Denkmal/Gedenkstätte

Lothar Herbst

Salzburger Str. 21, 10825 Berlin

Highlights

  • Lothar de Maizière war von April bis Oktober 1990 erster demokratisch gewählter Ministerpräsident der DDR.
  • Er trat 1991 als CDU-Stellvertreter zurück und gab sein Bundestagsmandat auf.
  • Zuvor wirkte er als Rechtsanwalt und Orchestermusiker in Berlin.

Tipps

  • Das Gebäude ist nicht rollstuhlgerecht, weder Eingang noch Innenausbau sind barrierefrei gestaltet.
  • Mitarbeiter sind hilfsbereit und unterstützen bei Fragen oder Problemen.
  • Öffentliche Verkehrsmittel: U-Bahn U4/U7 Bayerischer Platz oder U Rathaus Schöneberg, Bus M46/M43.

Eigenschaften

Bildung Kulturell Ganzjährig

Ausflug Kultur Denkmal Lothar Herbst Berlin

Der „Lothar Herbst“ in Berlin ist ein nach dem ehemaligen ostdeutschen Politiker und Juristen Lothar de Maizière benannter Ortsteil oder Stadtbezirk, der heute vor allem durch seine historische Bedeutung und seine Funktion als Sitz wichtiger staatlicher Institutionen bekannt ist.
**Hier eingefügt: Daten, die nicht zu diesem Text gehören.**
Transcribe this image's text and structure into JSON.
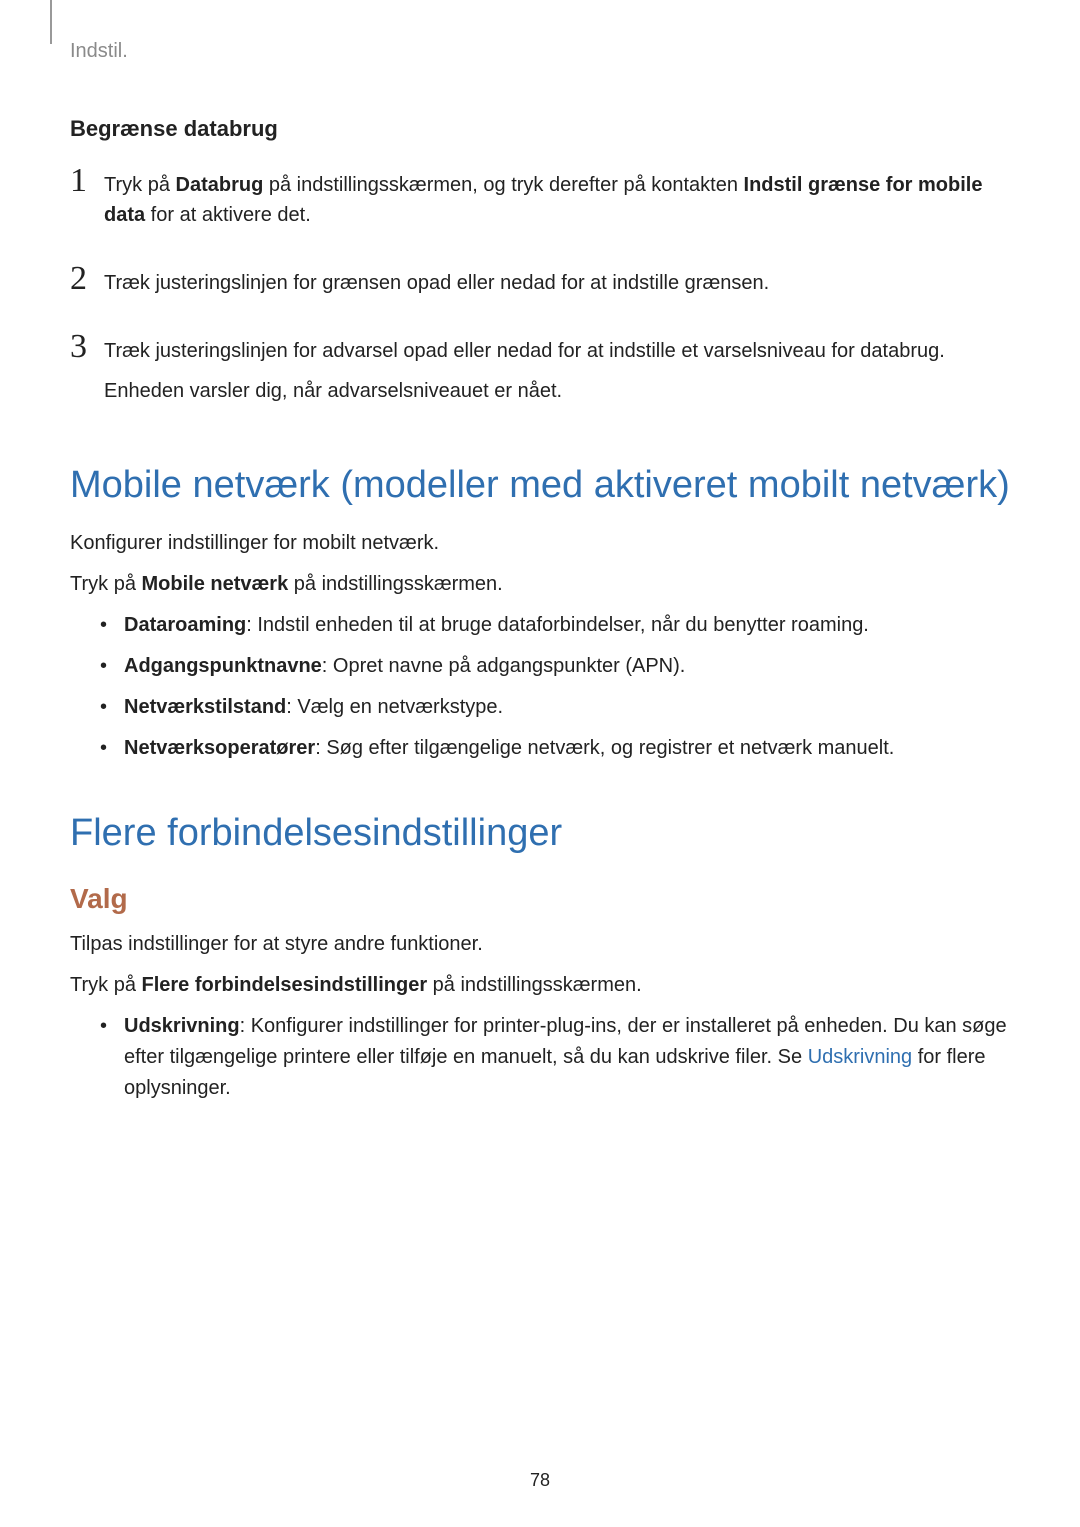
{
  "header": {
    "breadcrumb": "Indstil."
  },
  "section1": {
    "title": "Begrænse databrug",
    "steps": [
      {
        "num": "1",
        "pre": "Tryk på ",
        "bold1": "Databrug",
        "mid": " på indstillingsskærmen, og tryk derefter på kontakten ",
        "bold2": "Indstil grænse for mobile data",
        "post": " for at aktivere det."
      },
      {
        "num": "2",
        "text": "Træk justeringslinjen for grænsen opad eller nedad for at indstille grænsen."
      },
      {
        "num": "3",
        "line1": "Træk justeringslinjen for advarsel opad eller nedad for at indstille et varselsniveau for databrug.",
        "line2": "Enheden varsler dig, når advarselsniveauet er nået."
      }
    ]
  },
  "section2": {
    "title": "Mobile netværk (modeller med aktiveret mobilt netværk)",
    "p1": "Konfigurer indstillinger for mobilt netværk.",
    "p2_pre": "Tryk på ",
    "p2_bold": "Mobile netværk",
    "p2_post": " på indstillingsskærmen.",
    "bullets": [
      {
        "bold": "Dataroaming",
        "rest": ": Indstil enheden til at bruge dataforbindelser, når du benytter roaming."
      },
      {
        "bold": "Adgangspunktnavne",
        "rest": ": Opret navne på adgangspunkter (APN)."
      },
      {
        "bold": "Netværkstilstand",
        "rest": ": Vælg en netværkstype."
      },
      {
        "bold": "Netværksoperatører",
        "rest": ": Søg efter tilgængelige netværk, og registrer et netværk manuelt."
      }
    ]
  },
  "section3": {
    "title": "Flere forbindelsesindstillinger",
    "sub": "Valg",
    "p1": "Tilpas indstillinger for at styre andre funktioner.",
    "p2_pre": "Tryk på ",
    "p2_bold": "Flere forbindelsesindstillinger",
    "p2_post": " på indstillingsskærmen.",
    "bullet": {
      "bold": "Udskrivning",
      "rest1": ": Konfigurer indstillinger for printer-plug-ins, der er installeret på enheden. Du kan søge efter tilgængelige printere eller tilføje en manuelt, så du kan udskrive filer. Se ",
      "link": "Udskrivning",
      "rest2": " for flere oplysninger."
    }
  },
  "page_number": "78"
}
De Maizière, der von 1990 als erster demokratisch gewählter Ministerpräsident der DDR fungierte, spielte eine zentrale Rolle bei der Wiedervereinigung Deutschlands. Seine politische Laufbahn war jedoch auch von Kontroversen geprägt, insbesondere durch Vorwürfe der Zusammenarbeit mit dem Ministerium für Staatssicherheit der DDR unter dem Decknamen „Czerni“. Diese Vorwürfe führten zu seinem Rücktritt aus dem Bundesministeramt Ende 1990.

Heute beherbergt das Areal in Berlin mehrere wichtige Einrichtungen der Senatsverwaltung für Justiz und Verbraucherschutz. Zu den bekanntesten zählen die Sozialen Dienste der Justiz, welche sich um Gerichtshilfe und Bewährungshilfe kümmern. Diese Institutionen leisten einen wichtigen Beitrag zur sozialen Integration von Straftätern sowie zur Unterstützung von Opfern und Angehörigen. Die Räumlichkeiten sind zentral in Berlin gelegen und verfügen über gute Verkehrsanbindungen, etwa an nahegelegene U-Bahn-Stationen. Besucher berichten von einer hilfsbereiten und kompetenten Mitarbeiterstruktur, wenngleich die Barrierefreiheit im Gebäude und am Eingang noch Verbesserungspotenzial aufweist.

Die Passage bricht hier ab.